La Cour de cassation a confirmé sa jurisprudence dans un second arrêt du 14 mars 2019 : l’article 1907bis du Code civil « s’applique à toute indemnité réclamée par le prêteur en cas de remboursement anticipé total ou partiel d’un prêt à intérêt, alors même que la convention de prêt exclut un tel remboursement anticipé ».

4. Clauses compatibles avec la qualification d’ouverture de crédit : arrêt du 27 avril 2020

Malgré ces différentes interventions de la Cour de cassation, le débat relatif à la qualification ou non de conventions de crédits en prêt à intérêt a perduré. Un critère semblait se dégager : celui de la liberté de prélèvement dont bénéficie le crédité, dont l’absence est incompatible avec une ouverture de crédit.

Ainsi, certaines dispositions contractuelles pouvaient, selon certains juges, être considérées comme étant de nature à restreindre la liberté de prélèvement au point de devoir écarter la qualification d’ouverture de crédit : crédit destiné à un but déterminé, période de prélèvement imposée, commission de réservation sur les montants non encore prélevés, sanction de la non-utilisation du crédit, absence de possibilité de reprise d’encours sans accord de la banque, …

La Cour de cassation est finalement intervenue le 27 avril dernier, en validant la compatibilité de certaines clauses avec une qualification d’ouverture de crédit.

Elle confirme, dans un premier temps, les définitions à donner aux contrats de prêt et d’ouverture de crédit : le prêt est un contrat réel «par lequel le donneur de crédit met à disposition d’un preneur une somme d’argent déterminée, ce dernier s’engageant à la rembourser, le cas échéant majorée d’intérêts » ; alors que l’ouverture de crédit est un contrat « consensuel et bilatéral, par lequel le donneur de crédit met à disposition, temporairement et à concurrence d’un montant déterminé, soit des fonds, soit une ligne de crédit.
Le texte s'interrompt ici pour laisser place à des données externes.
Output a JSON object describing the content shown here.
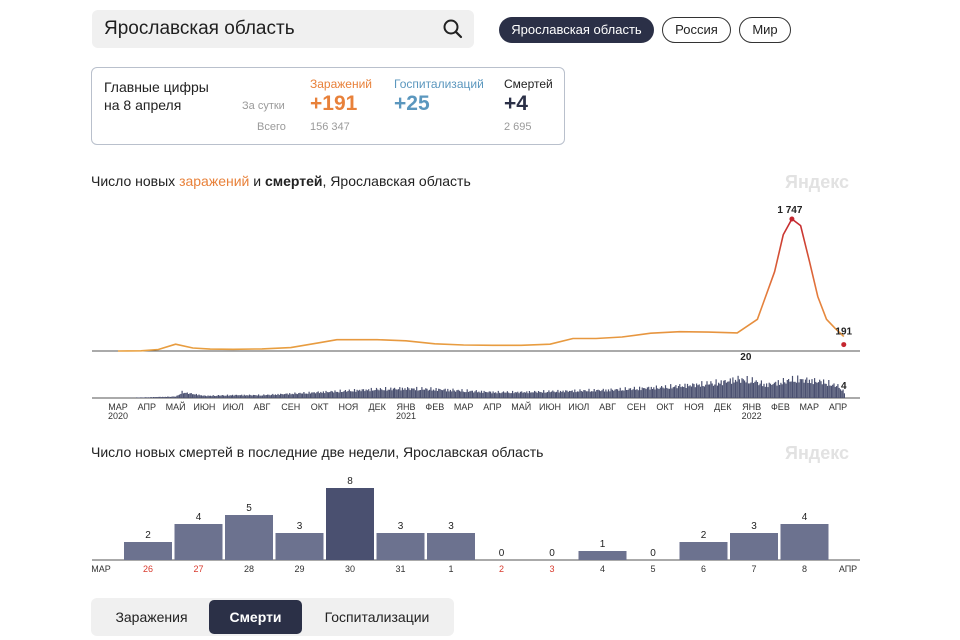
{
  "search": {
    "query": "Ярославская область"
  },
  "regions": [
    "Ярославская область",
    "Россия",
    "Мир"
  ],
  "active_region": "Ярославская область",
  "stats": {
    "title": "Главные цифры\nна 8 апреля",
    "row_day": "За сутки",
    "row_total": "Всего",
    "infections": {
      "label": "Заражений",
      "day": "+191",
      "total": "156 347",
      "color": "#e8813a"
    },
    "hospitalizations": {
      "label": "Госпитализаций",
      "day": "+25",
      "total": "",
      "color": "#5b97be"
    },
    "deaths": {
      "label": "Смертей",
      "day": "+4",
      "total": "2 695",
      "color": "#2b3047"
    }
  },
  "chart1": {
    "title_p1": "Число новых ",
    "title_p2": "заражений",
    "title_p3": " и ",
    "title_p4": "смертей",
    "title_p5": ", Ярославская область",
    "watermark": "Яндекс"
  },
  "chart2": {
    "title": "Число новых смертей в последние две недели, Ярославская область",
    "watermark": "Яндекс"
  },
  "tabs": [
    "Заражения",
    "Смерти",
    "Госпитализации"
  ],
  "active_tab": "Смерти",
  "chart_data": [
    {
      "type": "line",
      "title": "Число новых заражений и смертей, Ярославская область",
      "x_ticks": [
        "МАР",
        "АПР",
        "МАЙ",
        "ИЮН",
        "ИЮЛ",
        "АВГ",
        "СЕН",
        "ОКТ",
        "НОЯ",
        "ДЕК",
        "ЯНВ",
        "ФЕВ",
        "МАР",
        "АПР",
        "МАЙ",
        "ИЮН",
        "ИЮЛ",
        "АВГ",
        "СЕН",
        "ОКТ",
        "НОЯ",
        "ДЕК",
        "ЯНВ",
        "ФЕВ",
        "МАР",
        "АПР"
      ],
      "year_labels": [
        {
          "tick": 0,
          "text": "2020"
        },
        {
          "tick": 10,
          "text": "2021"
        },
        {
          "tick": 22,
          "text": "2022"
        }
      ],
      "series": [
        {
          "name": "заражений",
          "color": "#e8a040",
          "peak_color": "#c4262f",
          "x": [
            0,
            0.8,
            1.4,
            2.0,
            2.6,
            3.2,
            4,
            5,
            6,
            7,
            7.6,
            8.2,
            9,
            10,
            11,
            12,
            13,
            14,
            15,
            15.8,
            16.6,
            17.5,
            18.5,
            19.5,
            20.5,
            21.5,
            22.2,
            22.8,
            23.1,
            23.4,
            23.7,
            24.0,
            24.3,
            24.6,
            24.9,
            25.2
          ],
          "values": [
            0,
            2,
            20,
            90,
            40,
            25,
            22,
            28,
            45,
            110,
            150,
            150,
            150,
            135,
            95,
            80,
            75,
            75,
            90,
            165,
            165,
            185,
            235,
            255,
            250,
            240,
            420,
            1050,
            1540,
            1747,
            1660,
            1200,
            720,
            420,
            300,
            191
          ],
          "labels": [
            {
              "x": 23.4,
              "value": 1747,
              "text": "1 747"
            },
            {
              "x": 25.2,
              "value": 191,
              "text": "191"
            }
          ]
        },
        {
          "name": "смертей",
          "color": "#4a5070",
          "type": "bar",
          "envelope_x": [
            0,
            1,
            2,
            2.2,
            3,
            4,
            5,
            6,
            7,
            8,
            9,
            10,
            11,
            12,
            13,
            14,
            15,
            16,
            17,
            18,
            19,
            20,
            21,
            21.5,
            22,
            22.5,
            23,
            23.5,
            24,
            24.5,
            25,
            25.2
          ],
          "envelope_values": [
            0,
            0.5,
            1,
            4,
            1.5,
            2,
            2,
            3,
            4,
            5,
            6,
            6.5,
            6,
            5,
            4,
            4,
            4.5,
            5,
            5.5,
            6.5,
            7.5,
            9,
            11,
            13,
            12,
            9,
            11,
            13,
            12,
            11,
            8,
            4
          ],
          "labels": [
            {
              "x": 21.8,
              "value": 20,
              "text": "20"
            },
            {
              "x": 25.2,
              "value": 4,
              "text": "4"
            }
          ]
        }
      ]
    },
    {
      "type": "bar",
      "title": "Число новых смертей в последние две недели, Ярославская область",
      "categories": [
        "26",
        "27",
        "28",
        "29",
        "30",
        "31",
        "1",
        "2",
        "3",
        "4",
        "5",
        "6",
        "7",
        "8"
      ],
      "values": [
        2,
        4,
        5,
        3,
        8,
        3,
        3,
        0,
        0,
        1,
        0,
        2,
        3,
        4
      ],
      "weekend": [
        true,
        true,
        false,
        false,
        false,
        false,
        false,
        true,
        true,
        false,
        false,
        false,
        false,
        false
      ],
      "highlight_index": 4,
      "month_start": "МАР",
      "month_end": "АПР",
      "color": "#6c728f",
      "highlight_color": "#4a5070",
      "weekend_label_color": "#d83a2e"
    }
  ]
}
Le crédité peut faire usage du crédit par un ou plusieurs prélèvements, sans obligation d’utilisation » (traduction libre).

Elle expose ensuite, sur base de ces définitions, que la circonstance qu’une indemnité est due en cas de non-prélèvement des fonds, que le crédité doive justifier la destination des fonds et que la réutilisation des fonds ne soit possible qu’avec autorisation de la banque ; de même que l’existence d’un tableau d’amortissement n’excluent désormais de manière certaine pas la qualification d’ouverture de crédit.

5. Définition du prêt : arrêt du 18 juin 2020

Dans son second arrêt de 2020 sur le sujet, la Cour de cassation confirme à nouveau ses définitions du prêt qui, rappelle la Cour, a bien un caractère réel et considère qu’un prélèvement dans le cadre d’une ouverture de crédit n’implique pas ipso facto l’existence d’un prêt. Il est vrai que les juges du fond ont souvent jugé que l’ouverture de crédit devait s’analyser en un contrat-cadre, dont les formes d’utilisation pouvaient être elles-mêmes qualifiées de prêts.

Même si le débat n’est pas complètement clos, la direction prise par la Cour de cassation semble assez claire.